NANA THIBAUT A LA MACO
POUR QUI ET POURQUOI EN FAIT-IL LES FRAIS ?

Les émeutes, opération ville morte et autres manifestations qui ont frappé ces derniers jours bien de localités du pays, n’ont pas encore fini de révéler tous leurs secrets. Des questions, beaucoup s’en posent et sans trouver encore de réponses officielles.

Nana Thibaut
(photo http://www.lefaso.net/)

Il y a toutefois une évidence qui s’impose à tous : nul ne pouvait au Burkina Faso, ignorer que la sédimentation progressive des différents mécontentements politiques, économiques, sociaux depuis des années, finirait par déclencher une éruption populaire. Sur la question, des leaders ont, en termes crûs, prévenu des risques que ce qui se passe ailleurs pourrait bien se passer chez nous.

Ceci étant, dans de pareilles situations, il y a toujours des signes au travers desquels on peut déceler, malgré la spontanéité des mouvements, quelques mains encourageantes, stimulatrices. En procédant par

élimination, on peut mettre hors jeu l’opposition toujours affaiblie et divisée pour pouvoir mener de tels combats.

Les syndicats ne sont pas davantage les auteurs de ces démonstrations populaires pour s’être habitués depuis quelque temps à se focaliser plutôt sur des tête-à-tête avec les autorités qu’à battre le macadam, ont quelque peu déçu. A cet égard, la sortie du syndicaliste Mamadou Nama sur RFI le 29 février 2008 (qui a fait savoir en substance que cette manifestation de rue n’était pas la bienvenue car les syndicats ne l’ont pas ordonnée, qu’ils n’ont pas été associés, que ça peut court-circuiter leurs actions et qu’il y a des risques de récupération qu’ils ne peuvent accepter) a pu peut-être enchanter ceux qui ne font pas grâce aux manifestants de leur action mais a été plutôt mal reçue par l’opinion publique en général qui, sans être pour la casse, souhaite que le cocotier soit secoué.

Mais encore une fois, pour toutes spontanées que furent ces actions de rue, la question est restée pesante et reste toujours pesante : n’y a-t-il pas eu tout de même quelque part des petits coups de pouce ?

Il en est un qui demande haut et fort des droits d’auteur : c’est Nana Thibaut. Mais si en tant qu’appelant à la marche et à la ville morte de Ouagadougou, et s’il s’est montré très actif dans l’agitation, peut-on croire qu’il soit réellement l’âme, l’intelligence, le financier de ces manifestations ? Il a certainement des qualités, notamment celle de flairer le bon coup.

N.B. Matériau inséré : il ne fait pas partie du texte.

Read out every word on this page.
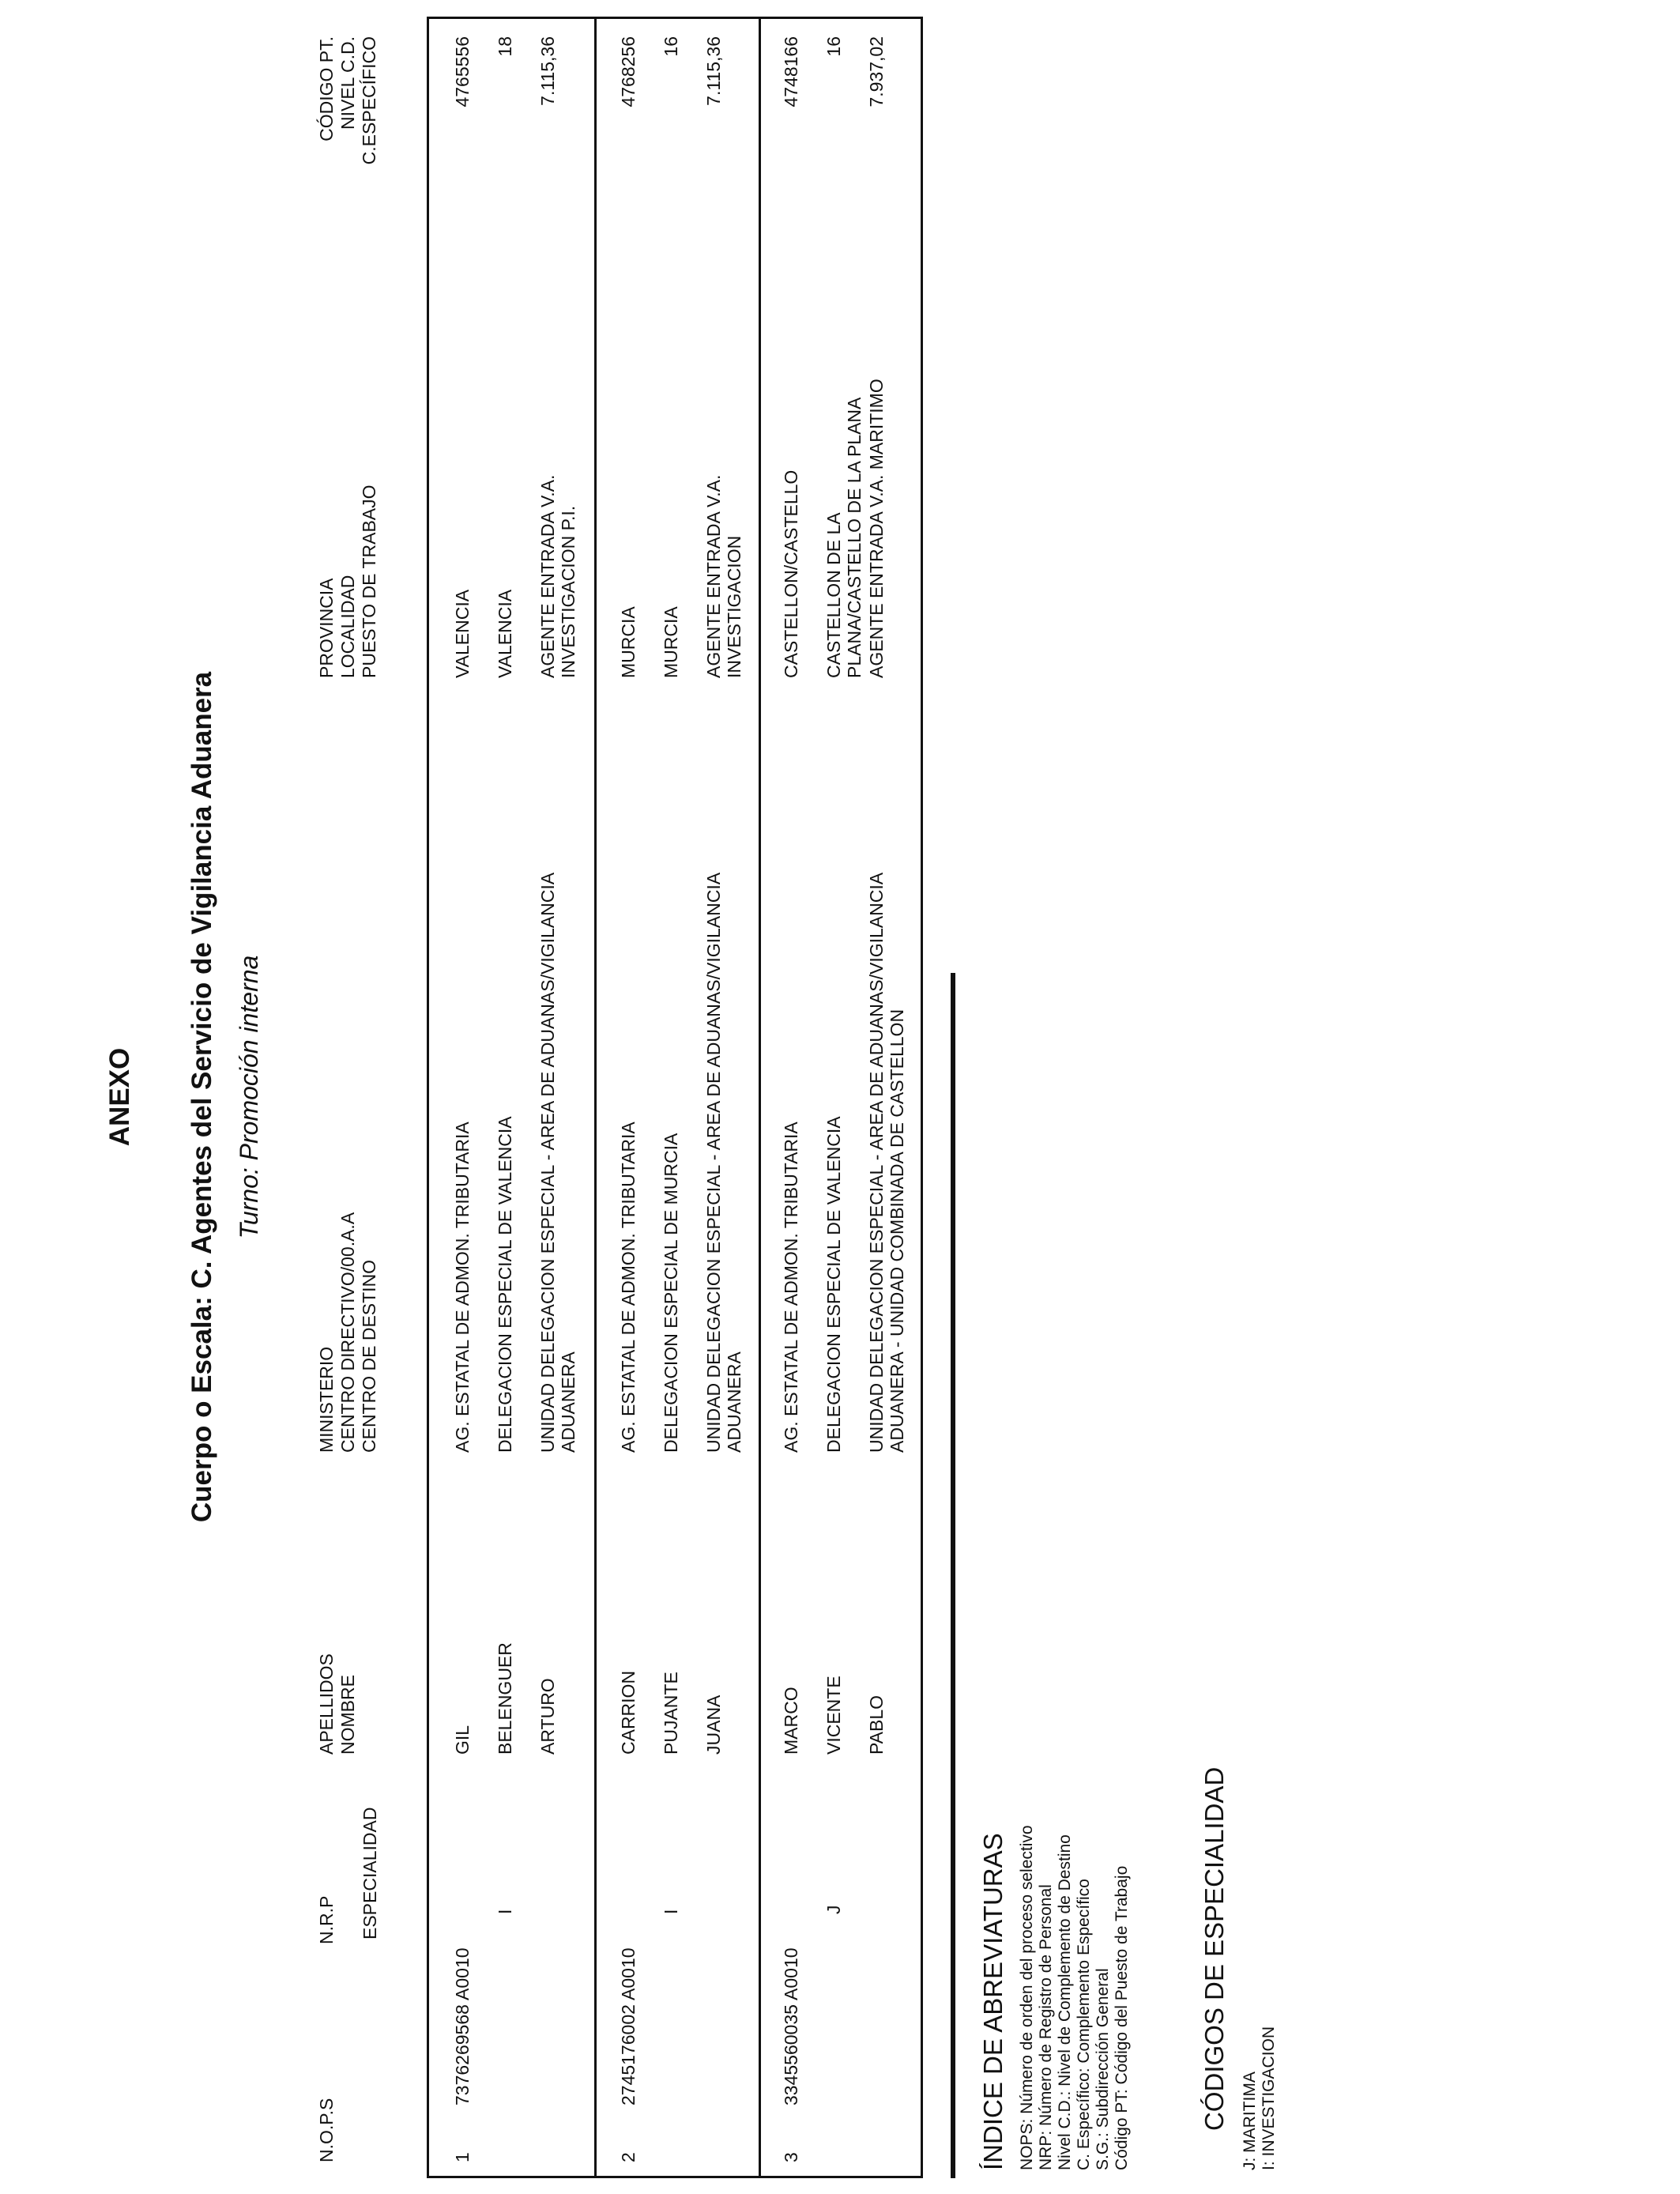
ANEXO
Cuerpo o Escala: C. Agentes del Servicio de Vigilancia Aduanera Turno: Promoción interna
N.O.P.S
N.R.P ESPECIALIDAD
APELLIDOS NOMBRE
MINISTERIO CENTRO DIRECTIVO/00.A.A CENTRO DE DESTINO
PROVINCIA LOCALIDAD PUESTO DE TRABAJO
CÓDIGO PT. NIVEL C.D. C.ESPECÍFICO
1
7376269568 A0010
I
GIL BELENGUER ARTURO
AG. ESTATAL DE ADMON. TRIBUTARIA DELEGACION ESPECIAL DE VALENCIA UNIDAD DELEGACION ESPECIAL - AREA DE ADUANAS/VIGILANCIA ADUANERA
VALENCIA VALENCIA AGENTE ENTRADA V.A. INVESTIGACION P.I.
4765556 18 7.115,36
2
2745176002 A0010
I
CARRION PUJANTE JUANA
AG. ESTATAL DE ADMON. TRIBUTARIA DELEGACION ESPECIAL DE MURCIA UNIDAD DELEGACION ESPECIAL - AREA DE ADUANAS/VIGILANCIA ADUANERA
MURCIA MURCIA AGENTE ENTRADA V.A. INVESTIGACION
4768256 16 7.115,36
3
3345560035 A0010
J
MARCO VICENTE PABLO
AG. ESTATAL DE ADMON. TRIBUTARIA DELEGACION ESPECIAL DE VALENCIA UNIDAD DELEGACION ESPECIAL - AREA DE ADUANAS/VIGILANCIA ADUANERA - UNIDAD COMBINADA DE CASTELLON
CASTELLON/CASTELLO CASTELLON DE LA PLANA/CASTELLO DE LA PLANA AGENTE ENTRADA V.A. MARITIMO
4748166 16 7.937,02
ÍNDICE DE ABREVIATURAS NOPS: Número de orden del proceso selectivo NRP: Número de Registro de Personal Nivel C.D.: Nivel de Complemento de Destino C. Específico: Complemento Específico S.G.: Subdirección General Código PT: Código del Puesto de Trabajo	CÓDIGOS DE ESPECIALIDAD J: MARITIMA I: INVESTIGACION
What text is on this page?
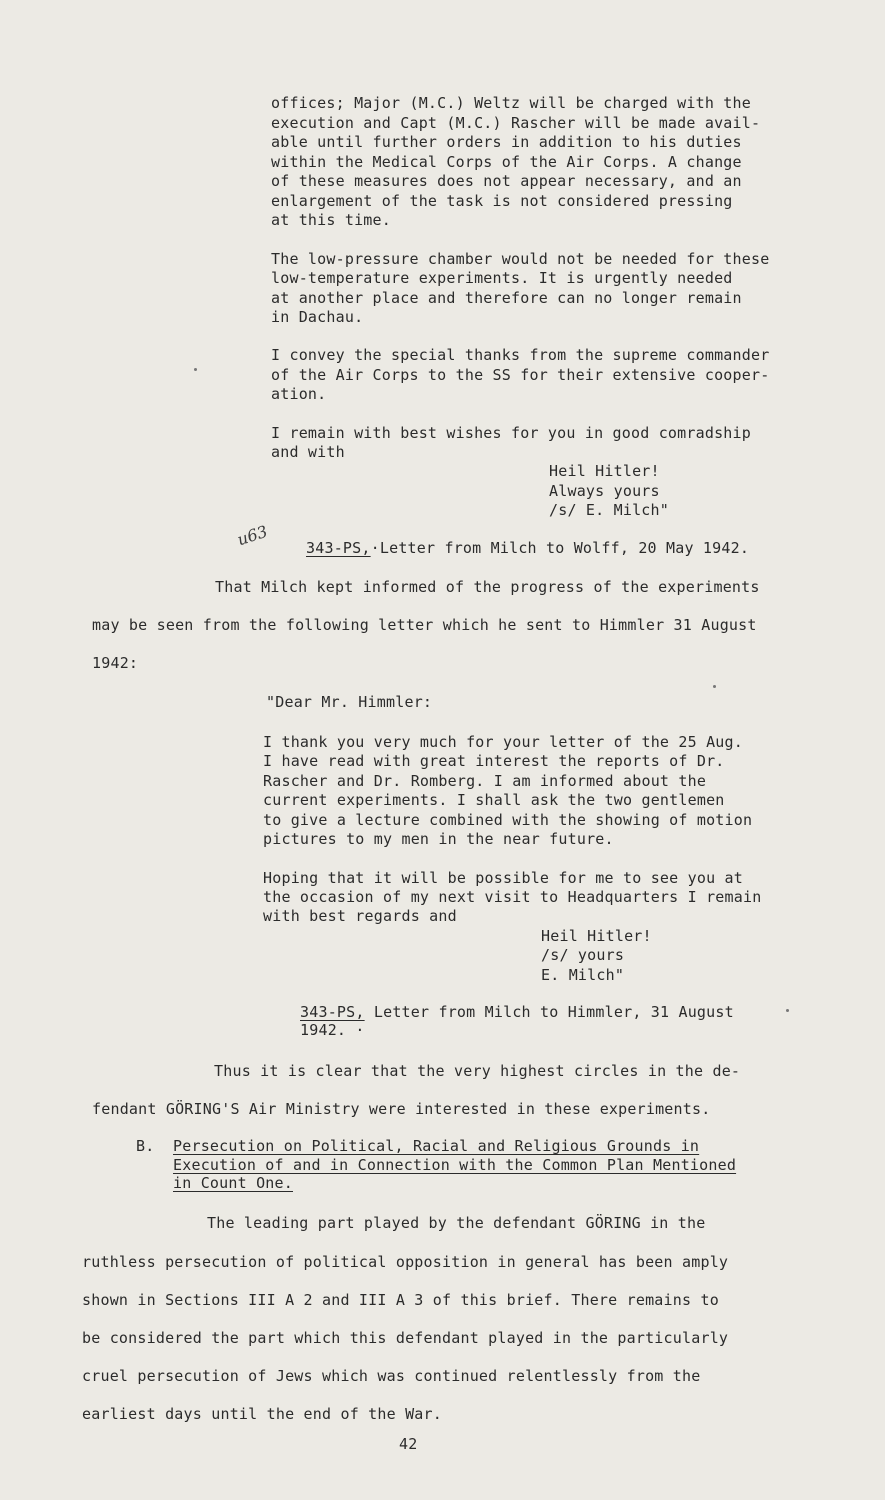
offices; Major (M.C.) Weltz will be charged with the
execution and Capt (M.C.) Rascher will be made avail-
able until further orders in addition to his duties
within the Medical Corps of the Air Corps. A change
of these measures does not appear necessary, and an
enlargement of the task is not considered pressing
at this time.
The low-pressure chamber would not be needed for these
low-temperature experiments. It is urgently needed
at another place and therefore can no longer remain
in Dachau.
I convey the special thanks from the supreme commander
of the Air Corps to the SS for their extensive cooper-
ation.
I remain with best wishes for you in good comradship
and with
Heil Hitler!
Always yours
/s/ E. Milch"
u63 343-PS,·Letter from Milch to Wolff, 20 May 1942.
That Milch kept informed of the progress of the experiments
may be seen from the following letter which he sent to Himmler 31 August
1942:
"Dear Mr. Himmler:
I thank you very much for your letter of the 25 Aug.
I have read with great interest the reports of Dr.
Rascher and Dr. Romberg. I am informed about the
current experiments. I shall ask the two gentlemen
to give a lecture combined with the showing of motion
pictures to my men in the near future.
Hoping that it will be possible for me to see you at
the occasion of my next visit to Headquarters I remain
with best regards and
Heil Hitler!
/s/ yours
E. Milch"
343-PS, Letter from Milch to Himmler, 31 August
1942. ·
Thus it is clear that the very highest circles in the de-
fendant GÖRING'S Air Ministry were interested in these experiments.
B. Persecution on Political, Racial and Religious Grounds in
Execution of and in Connection with the Common Plan Mentioned
in Count One.
The leading part played by the defendant GÖRING in the
ruthless persecution of political opposition in general has been amply
shown in Sections III A 2 and III A 3 of this brief. There remains to
be considered the part which this defendant played in the particularly
cruel persecution of Jews which was continued relentlessly from the
earliest days until the end of the War.
42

Il est certainement suffisamment proche des gens d’en bas pour en connaître les problèmes et savoir anticiper à leur égard mais on ne peut pas ici ne pas prendre en considération l’avis de ceux qui disent que dans cette affaire, il jouerait à la limite plutôt la mouche du coche que la locomotive. A moins, et c’est là la question à élucider, qu’il n’ait opéré que pour le compte d’instructeurs bien cachés.

Cette piste, beaucoup tentent de la défricher, arguant que par la nature de certaines de ses relations, on aurait pu faire appel à ses services pour fouetter un mouvement qu’on sentait venir, mais seul ici le pouvoir devrait être en mesure de nous dire ce qu’il en est exactement.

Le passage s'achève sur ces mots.